Project Summary Dopamine is an important neuromodulator that mediates learning from previous outcomes (“retrospective” learning) by encoding reward prediction errors — the difference between experienced and expected rewards. However, recent work has suggested that dopamine might use the prefrontal cortex to encode more abstract prediction errors, such as errors about the hidden state of a task or environment.
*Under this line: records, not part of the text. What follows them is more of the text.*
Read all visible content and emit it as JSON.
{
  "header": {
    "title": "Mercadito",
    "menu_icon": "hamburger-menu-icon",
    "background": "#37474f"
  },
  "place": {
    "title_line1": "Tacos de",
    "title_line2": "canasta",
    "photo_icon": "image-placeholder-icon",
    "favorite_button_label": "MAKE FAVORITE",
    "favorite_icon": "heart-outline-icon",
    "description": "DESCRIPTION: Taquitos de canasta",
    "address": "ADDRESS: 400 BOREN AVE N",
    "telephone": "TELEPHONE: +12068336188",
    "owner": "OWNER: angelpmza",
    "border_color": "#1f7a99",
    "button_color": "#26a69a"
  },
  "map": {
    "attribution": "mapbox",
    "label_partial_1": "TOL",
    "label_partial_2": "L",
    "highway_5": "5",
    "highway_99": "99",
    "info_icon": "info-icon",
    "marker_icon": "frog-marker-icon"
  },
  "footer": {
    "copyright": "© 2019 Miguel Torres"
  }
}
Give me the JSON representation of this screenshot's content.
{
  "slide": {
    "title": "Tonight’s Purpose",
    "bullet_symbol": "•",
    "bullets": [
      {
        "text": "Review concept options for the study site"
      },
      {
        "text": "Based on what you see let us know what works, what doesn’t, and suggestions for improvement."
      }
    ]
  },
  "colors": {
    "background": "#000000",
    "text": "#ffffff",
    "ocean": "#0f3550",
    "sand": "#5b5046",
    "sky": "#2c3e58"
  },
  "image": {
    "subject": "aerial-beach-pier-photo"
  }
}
The exact circuit mechanisms underlying these abstract hidden-state prediction errors remains unclear. This proposal has two major goals. First, I will characterize dopamine activity related to hidden-state inference in rats performing a task with partially observable states. Second, I will identify the circuit mechanisms that generate dopamine state prediction errors in this task. I will use computational modeling and state-of-the-art genetic and viral tools, including fiber photometry to measure dopamine activity and projection-specific chemogenetic silencing of prefrontal cortex, to address these goals. I will measure dopamine activity both at the level of cell-body calcium dynamics, as well as at the level of axonal release, which can be dissociated. This proposal will describe the multi-regional neural circuits that underlie the acquisition and maintenance of abstract representations of the environment. The results will provide insight into the pathology and treatment of neuropsychiatric disorders, which are characterized by disrupted reward processing. My co-sponsors at New York University (NYU), Dr. Christine Constantinople and Dr. Paul Glimcher, have complimentary experience in behavioral and systems neuroscience experiments in rats, and computational modeling of decision-making, respectively. The training I will receive will allow me to pursue truly integrative research that involves the close interplay between experiments and theory. The strong, collaborative environment at NYU makes it an ideal place for me to pursue these research goals. My training plan provides a detailed strategy for acquiring the necessary skills from a team of co-mentors with extensive, proven expertise in the relevant techniques. Technical training, as well as frequent data presentations, attendance of professional courses, seminars, and conferences, and development of my writing and leadership skills will equip me to complete the proposed research, and transition to a post-doctoral position in my field of interest.

项目摘要 多巴胺是一种重要的神经调质，介导从先前结果中学习（“回顾性”） 学习）通过编码奖励预测错误-经验和预期奖励之间的差异。 然而，最近的研究表明，多巴胺可能使用前额叶皮层编码更抽象的信息， 预测错误，例如关于任务或环境的隐藏状态的错误。确切的电路机制 这些抽象的隐藏状态预测错误的基础仍然不清楚。这项建议有两个主要目标。 首先，我将描述与隐藏状态推理相关的多巴胺活动，在大鼠执行一项任务时， 可观察的国家其次，我将确定产生多巴胺状态预测错误的电路机制 在这项任务中。我将使用计算机建模和最先进的遗传和病毒工具，包括纤维 光度法来测量多巴胺活性和前额皮质的投射特异性化学基因沉默， 实现这些目标。我将在细胞体钙动力学水平上测量多巴胺活性， 在轴突释放的水平上，它可以被分离。该建议将描述多区域神经 这些回路是获取和维护环境抽象表征的基础。结果 将提供深入了解神经精神疾病的病理学和治疗，其特征在于 扰乱了奖励流程 我在纽约大学（NYU）的共同赞助人，克莉丝汀·君士坦丁堡博士和保罗·格里姆彻博士， 在大鼠行为和系统神经科学实验中的免费经验，以及计算 决策模型，分别。我将接受的培训将使我能够追求真正的融合 实验与理论密切相关的研究。强大的，协作的 纽约大学的环境使它成为我追求这些研究目标的理想场所。我的培训计划提供了一个 从具有广泛、成熟专业知识的共同导师团队获得必要技能的详细策略 在相关技术中。技术培训，以及频繁的数据演示，专业人员的出席 课程，研讨会和会议，以及我的写作和领导技能的发展将使我能够 完成研究计划，并在我感兴趣的领域过渡到博士后职位。